A transferência do líder opositor Leopoldo López para a prisão domiciliar trouxe uma mudança inesperada ao conflito político que sacode a Venezuela, com uma onda de protestos contra o presidente Nicolás Maduro que completa 100 dias e que deixou 91 vítimas fatais.
Veja os cinco pontos principais da profunda crise política, econômica e institucional venezuelana:
Disputa de poderes
O choque de poderes é constante desde janeiro de 2016, quando a coalizão opositora Mesa da Unidade Democrática (MUD) assumiu o controle do Legislativo após 17 anos de hegemonia chavista.
O Tribunal Supremo de Justiça (TSJ), acusado de servir ao governo, declarou o Parlamento em desacato e considera suas decisões "nulas". No final de março, adotou temporariamente as competências do Parlamento, o que a oposição denunciou como "um golpe de Estado".

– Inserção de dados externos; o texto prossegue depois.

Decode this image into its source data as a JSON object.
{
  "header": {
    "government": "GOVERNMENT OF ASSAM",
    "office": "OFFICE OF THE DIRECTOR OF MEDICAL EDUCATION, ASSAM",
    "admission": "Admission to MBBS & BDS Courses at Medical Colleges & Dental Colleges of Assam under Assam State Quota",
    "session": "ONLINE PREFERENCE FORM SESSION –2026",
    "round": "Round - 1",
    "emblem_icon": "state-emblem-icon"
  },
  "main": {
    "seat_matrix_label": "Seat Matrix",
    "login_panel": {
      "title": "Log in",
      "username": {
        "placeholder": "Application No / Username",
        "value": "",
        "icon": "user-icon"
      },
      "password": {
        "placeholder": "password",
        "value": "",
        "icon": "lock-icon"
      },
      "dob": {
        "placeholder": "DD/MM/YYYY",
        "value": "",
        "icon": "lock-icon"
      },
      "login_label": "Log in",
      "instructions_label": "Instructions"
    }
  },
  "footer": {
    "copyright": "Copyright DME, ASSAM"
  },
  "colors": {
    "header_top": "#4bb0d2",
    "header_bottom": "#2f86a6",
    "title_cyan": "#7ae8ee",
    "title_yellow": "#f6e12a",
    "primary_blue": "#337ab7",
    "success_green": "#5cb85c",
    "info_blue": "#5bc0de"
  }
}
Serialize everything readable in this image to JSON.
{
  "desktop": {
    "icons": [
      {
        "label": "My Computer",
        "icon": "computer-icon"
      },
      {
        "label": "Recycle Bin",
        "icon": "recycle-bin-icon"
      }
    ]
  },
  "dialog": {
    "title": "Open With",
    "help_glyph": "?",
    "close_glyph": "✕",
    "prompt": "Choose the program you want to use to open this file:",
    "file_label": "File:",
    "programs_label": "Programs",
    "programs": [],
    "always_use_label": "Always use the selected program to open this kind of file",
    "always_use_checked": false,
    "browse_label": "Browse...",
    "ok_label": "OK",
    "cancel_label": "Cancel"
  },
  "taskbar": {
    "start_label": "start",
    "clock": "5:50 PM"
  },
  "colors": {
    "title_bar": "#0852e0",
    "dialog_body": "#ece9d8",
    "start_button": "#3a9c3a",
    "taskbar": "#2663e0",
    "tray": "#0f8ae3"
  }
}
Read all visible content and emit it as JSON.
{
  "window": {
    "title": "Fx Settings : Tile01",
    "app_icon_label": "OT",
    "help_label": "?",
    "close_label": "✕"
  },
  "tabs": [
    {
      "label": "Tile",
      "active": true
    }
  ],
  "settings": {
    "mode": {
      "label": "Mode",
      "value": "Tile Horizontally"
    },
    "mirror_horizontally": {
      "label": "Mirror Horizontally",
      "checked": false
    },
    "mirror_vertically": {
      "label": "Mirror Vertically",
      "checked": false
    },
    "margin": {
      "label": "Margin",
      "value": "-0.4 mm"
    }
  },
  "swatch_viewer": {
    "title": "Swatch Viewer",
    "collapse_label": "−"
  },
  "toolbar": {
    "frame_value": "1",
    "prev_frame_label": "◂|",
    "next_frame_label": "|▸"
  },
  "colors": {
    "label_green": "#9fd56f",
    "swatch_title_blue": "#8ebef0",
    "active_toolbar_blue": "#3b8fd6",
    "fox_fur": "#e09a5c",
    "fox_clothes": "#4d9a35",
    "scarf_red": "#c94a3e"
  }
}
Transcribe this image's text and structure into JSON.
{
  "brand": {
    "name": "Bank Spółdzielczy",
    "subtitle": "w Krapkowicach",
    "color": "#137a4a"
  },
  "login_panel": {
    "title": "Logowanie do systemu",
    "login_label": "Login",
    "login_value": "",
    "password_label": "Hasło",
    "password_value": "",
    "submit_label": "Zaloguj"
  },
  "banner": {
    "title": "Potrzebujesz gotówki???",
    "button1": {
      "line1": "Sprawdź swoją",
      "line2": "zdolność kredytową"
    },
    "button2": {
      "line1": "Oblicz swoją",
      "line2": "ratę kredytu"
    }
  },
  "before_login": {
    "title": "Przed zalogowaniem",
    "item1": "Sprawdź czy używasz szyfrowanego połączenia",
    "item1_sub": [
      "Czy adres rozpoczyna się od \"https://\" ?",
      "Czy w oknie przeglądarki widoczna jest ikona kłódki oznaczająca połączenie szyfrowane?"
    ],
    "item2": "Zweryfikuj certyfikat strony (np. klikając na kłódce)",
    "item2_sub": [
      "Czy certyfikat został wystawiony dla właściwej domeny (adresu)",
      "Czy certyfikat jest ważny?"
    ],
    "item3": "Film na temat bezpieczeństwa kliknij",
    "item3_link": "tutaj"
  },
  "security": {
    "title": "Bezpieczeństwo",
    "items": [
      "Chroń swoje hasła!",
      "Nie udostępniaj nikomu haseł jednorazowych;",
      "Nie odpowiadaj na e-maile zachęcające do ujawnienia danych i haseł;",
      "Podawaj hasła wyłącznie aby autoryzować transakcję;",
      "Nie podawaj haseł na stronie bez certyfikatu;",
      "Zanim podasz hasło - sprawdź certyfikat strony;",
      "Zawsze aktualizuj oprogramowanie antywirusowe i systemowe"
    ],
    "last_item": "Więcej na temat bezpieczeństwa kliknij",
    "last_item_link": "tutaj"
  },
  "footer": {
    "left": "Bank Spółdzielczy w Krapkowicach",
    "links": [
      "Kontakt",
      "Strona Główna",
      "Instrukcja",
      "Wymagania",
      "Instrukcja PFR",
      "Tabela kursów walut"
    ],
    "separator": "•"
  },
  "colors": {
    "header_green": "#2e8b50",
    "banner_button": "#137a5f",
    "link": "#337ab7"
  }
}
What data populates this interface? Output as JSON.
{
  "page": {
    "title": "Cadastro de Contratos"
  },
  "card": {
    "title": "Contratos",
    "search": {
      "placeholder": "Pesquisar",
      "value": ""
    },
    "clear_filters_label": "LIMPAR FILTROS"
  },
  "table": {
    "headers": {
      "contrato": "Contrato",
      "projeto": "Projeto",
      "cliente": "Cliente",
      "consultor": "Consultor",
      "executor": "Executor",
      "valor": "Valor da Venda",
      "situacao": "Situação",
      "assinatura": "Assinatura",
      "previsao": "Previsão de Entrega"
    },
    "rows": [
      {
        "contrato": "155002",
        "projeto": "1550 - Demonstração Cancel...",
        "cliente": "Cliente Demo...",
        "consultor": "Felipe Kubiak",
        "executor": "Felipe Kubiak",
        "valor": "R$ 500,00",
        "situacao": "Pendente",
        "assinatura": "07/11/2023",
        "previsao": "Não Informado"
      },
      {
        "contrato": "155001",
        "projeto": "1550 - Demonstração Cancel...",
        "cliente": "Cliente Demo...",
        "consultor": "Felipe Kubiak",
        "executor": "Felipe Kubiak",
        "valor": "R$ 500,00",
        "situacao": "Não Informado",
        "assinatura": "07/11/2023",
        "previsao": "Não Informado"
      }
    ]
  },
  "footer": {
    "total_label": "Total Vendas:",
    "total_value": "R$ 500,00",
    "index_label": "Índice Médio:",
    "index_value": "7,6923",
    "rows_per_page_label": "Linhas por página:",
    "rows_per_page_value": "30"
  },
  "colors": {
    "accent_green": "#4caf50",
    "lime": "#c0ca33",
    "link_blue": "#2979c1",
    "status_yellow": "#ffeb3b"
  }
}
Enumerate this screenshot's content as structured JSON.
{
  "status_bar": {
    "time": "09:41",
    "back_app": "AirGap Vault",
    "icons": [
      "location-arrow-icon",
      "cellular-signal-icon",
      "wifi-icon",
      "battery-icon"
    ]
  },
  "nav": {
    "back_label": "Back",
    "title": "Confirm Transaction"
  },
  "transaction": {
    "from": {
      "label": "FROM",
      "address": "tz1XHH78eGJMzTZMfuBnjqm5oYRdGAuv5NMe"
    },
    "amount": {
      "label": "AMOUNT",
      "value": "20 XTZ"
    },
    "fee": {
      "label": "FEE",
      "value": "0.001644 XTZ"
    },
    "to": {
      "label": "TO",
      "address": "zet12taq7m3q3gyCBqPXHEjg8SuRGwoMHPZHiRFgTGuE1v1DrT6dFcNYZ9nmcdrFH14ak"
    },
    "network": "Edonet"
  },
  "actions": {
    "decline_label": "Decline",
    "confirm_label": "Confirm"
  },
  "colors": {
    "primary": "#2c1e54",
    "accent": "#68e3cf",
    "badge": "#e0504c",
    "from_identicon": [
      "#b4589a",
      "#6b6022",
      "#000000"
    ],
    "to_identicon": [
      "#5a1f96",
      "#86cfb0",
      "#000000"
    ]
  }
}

A sentença "pulverizou a divisão dos poderes", disse à AFP o analista Luis Vicente León.
A crise institucional chegou à Procuradoria. A procuradora-geral, Luisa Ortega, denunciou que o TSJ rompeu a ordem constitucional e se tornou a mais dura crítica de Maduro, após anos de linha chavista.
O governo processa Ortega, o que pode resultar em sua destituição. Se isso acontecer, uma advogada chavista assumirá o mais alto cargo do Ministério Público. Enquanto isso, o Parlamento se apressa em nomear novos magistrados, embora isso não seja reconhecido pelo TSJ e pelo governo.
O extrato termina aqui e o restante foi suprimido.